Мы едва успеваем пройти орбиту Марса, как Матчек познает все истины Нарнии и помогает мне отыскать след Миели.

– История не может на этом закончиться! – говорит он, откладывая книгу.

Это большой потрепанный том с фиолетовой обложкой, где на круглой, похожей на окно иллюстрации изображены сражающиеся армии. Матчек поднимает фолиант обеими руками четырехлетнего мальчика, но не справляется, и в результате книга шлепается на стол передо мной.

«Последняя битва», К. С. Льюис, читаю я, сдерживая вздох. Это вызовет серьезные вопросы.
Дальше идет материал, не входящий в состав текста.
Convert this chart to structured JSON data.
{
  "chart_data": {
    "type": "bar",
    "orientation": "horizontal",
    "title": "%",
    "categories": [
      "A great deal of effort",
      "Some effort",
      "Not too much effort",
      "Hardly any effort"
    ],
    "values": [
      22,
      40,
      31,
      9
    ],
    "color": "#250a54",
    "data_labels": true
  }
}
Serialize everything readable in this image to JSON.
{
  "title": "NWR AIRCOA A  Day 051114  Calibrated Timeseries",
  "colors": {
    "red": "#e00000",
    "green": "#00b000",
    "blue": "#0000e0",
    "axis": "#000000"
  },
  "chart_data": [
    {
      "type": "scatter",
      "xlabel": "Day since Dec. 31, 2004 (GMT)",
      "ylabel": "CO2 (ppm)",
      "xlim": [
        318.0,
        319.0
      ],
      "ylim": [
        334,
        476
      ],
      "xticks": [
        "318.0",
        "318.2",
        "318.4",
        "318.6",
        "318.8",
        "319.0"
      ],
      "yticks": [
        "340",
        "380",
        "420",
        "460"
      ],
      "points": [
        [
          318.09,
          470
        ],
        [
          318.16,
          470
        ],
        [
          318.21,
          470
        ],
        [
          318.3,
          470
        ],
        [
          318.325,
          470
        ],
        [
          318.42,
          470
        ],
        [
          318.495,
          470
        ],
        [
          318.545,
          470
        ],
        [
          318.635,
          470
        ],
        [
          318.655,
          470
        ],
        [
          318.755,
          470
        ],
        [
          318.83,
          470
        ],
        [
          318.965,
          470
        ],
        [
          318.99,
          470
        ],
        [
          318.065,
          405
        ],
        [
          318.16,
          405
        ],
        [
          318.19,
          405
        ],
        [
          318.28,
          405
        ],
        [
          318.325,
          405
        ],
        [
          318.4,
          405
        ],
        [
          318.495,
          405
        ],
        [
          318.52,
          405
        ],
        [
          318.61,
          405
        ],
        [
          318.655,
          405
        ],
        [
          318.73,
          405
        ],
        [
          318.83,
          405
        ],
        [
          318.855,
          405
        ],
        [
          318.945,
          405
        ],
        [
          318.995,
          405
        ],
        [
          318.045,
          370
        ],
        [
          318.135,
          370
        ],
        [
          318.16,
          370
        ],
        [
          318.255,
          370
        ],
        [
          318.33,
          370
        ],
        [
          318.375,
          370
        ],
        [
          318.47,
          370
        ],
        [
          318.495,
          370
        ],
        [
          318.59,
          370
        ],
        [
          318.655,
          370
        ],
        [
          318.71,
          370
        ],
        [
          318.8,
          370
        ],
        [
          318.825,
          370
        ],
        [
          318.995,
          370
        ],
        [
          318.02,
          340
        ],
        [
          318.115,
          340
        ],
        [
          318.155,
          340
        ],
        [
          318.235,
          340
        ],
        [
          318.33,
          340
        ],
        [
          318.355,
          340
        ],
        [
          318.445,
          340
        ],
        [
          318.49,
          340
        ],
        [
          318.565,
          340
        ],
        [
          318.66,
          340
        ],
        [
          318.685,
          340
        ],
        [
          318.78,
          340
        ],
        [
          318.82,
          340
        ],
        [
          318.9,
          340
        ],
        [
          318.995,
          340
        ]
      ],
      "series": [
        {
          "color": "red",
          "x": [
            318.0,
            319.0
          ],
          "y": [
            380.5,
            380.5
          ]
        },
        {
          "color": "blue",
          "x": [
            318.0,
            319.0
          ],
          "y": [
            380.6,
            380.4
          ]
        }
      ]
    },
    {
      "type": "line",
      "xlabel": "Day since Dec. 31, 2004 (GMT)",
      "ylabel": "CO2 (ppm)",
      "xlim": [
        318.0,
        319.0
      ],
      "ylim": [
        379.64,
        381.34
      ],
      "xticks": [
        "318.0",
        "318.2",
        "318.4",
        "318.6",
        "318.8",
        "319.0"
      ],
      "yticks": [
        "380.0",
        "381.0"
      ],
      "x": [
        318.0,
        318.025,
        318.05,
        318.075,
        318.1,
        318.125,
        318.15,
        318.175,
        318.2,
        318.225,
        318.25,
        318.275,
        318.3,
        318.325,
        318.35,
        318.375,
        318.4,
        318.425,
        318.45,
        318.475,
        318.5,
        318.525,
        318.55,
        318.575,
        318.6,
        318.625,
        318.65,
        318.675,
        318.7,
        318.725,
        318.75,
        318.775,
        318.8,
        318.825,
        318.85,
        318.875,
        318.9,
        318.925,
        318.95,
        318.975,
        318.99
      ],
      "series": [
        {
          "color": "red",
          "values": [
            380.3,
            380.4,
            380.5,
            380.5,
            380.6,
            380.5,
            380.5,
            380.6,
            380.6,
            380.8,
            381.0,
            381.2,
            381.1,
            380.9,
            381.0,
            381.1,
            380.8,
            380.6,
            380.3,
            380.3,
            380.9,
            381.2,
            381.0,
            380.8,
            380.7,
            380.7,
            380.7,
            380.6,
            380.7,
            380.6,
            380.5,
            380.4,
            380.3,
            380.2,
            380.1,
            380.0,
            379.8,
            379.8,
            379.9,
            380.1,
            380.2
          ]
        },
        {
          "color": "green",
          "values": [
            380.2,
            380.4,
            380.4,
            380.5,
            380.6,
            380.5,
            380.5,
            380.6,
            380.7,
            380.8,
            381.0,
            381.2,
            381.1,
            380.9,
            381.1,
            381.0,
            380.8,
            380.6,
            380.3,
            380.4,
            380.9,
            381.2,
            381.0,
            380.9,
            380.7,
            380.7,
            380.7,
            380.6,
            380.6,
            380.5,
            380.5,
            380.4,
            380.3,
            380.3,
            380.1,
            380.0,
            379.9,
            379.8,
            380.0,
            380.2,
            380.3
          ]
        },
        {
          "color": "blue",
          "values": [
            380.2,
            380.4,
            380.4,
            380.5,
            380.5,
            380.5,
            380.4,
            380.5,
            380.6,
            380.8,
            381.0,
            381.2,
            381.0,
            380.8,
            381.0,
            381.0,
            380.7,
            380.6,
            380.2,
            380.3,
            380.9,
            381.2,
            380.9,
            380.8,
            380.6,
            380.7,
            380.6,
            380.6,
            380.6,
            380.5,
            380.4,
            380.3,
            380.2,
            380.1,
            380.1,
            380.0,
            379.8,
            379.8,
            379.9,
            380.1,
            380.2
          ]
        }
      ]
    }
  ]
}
Последние несколько субъективно воспринимаемых дней в крошечном вире нашего корабля под названием «Шкаф» прошли довольно спокойно. Я создал этот мир на основе рассказанного Матчеком сна. Это пропахший ладаном лабиринт высоких книжных стеллажей, хаотично заполненных томами самых разных цветов и размеров. Обычно мы с Матчеком сидим за грубо сделанным деревянным столом маленького кафе в ярком свете рассеянных солнечных лучей, проникающих сквозь витрину.

Снаружи – нарисованная на воображаемом стекле – бурлит бесконечным движением Магистраль. Тысячи световихрей, скал-кораблей, штиль-кораблей, лучевых ракет и прочих разнообразных судов в сиянии солнечных парусов «Шкафа» сверкают мириадами фрагментов. А в глубине, в тени, синие и серебристые книги с фрактально сжатыми мыслями людей, джиннов и богов Сирра перешептываются между собой шелестящими голосами.

До сих пор Матчек спокойно читал книги, подперев подбородок кулаками. Меня это вполне устраивало: я был занят тем, что в предсмертной агонии Земли отыскивал следы Миели.

– Они просто не могут погибнуть! Это несправедливо! – заявляет Матчек.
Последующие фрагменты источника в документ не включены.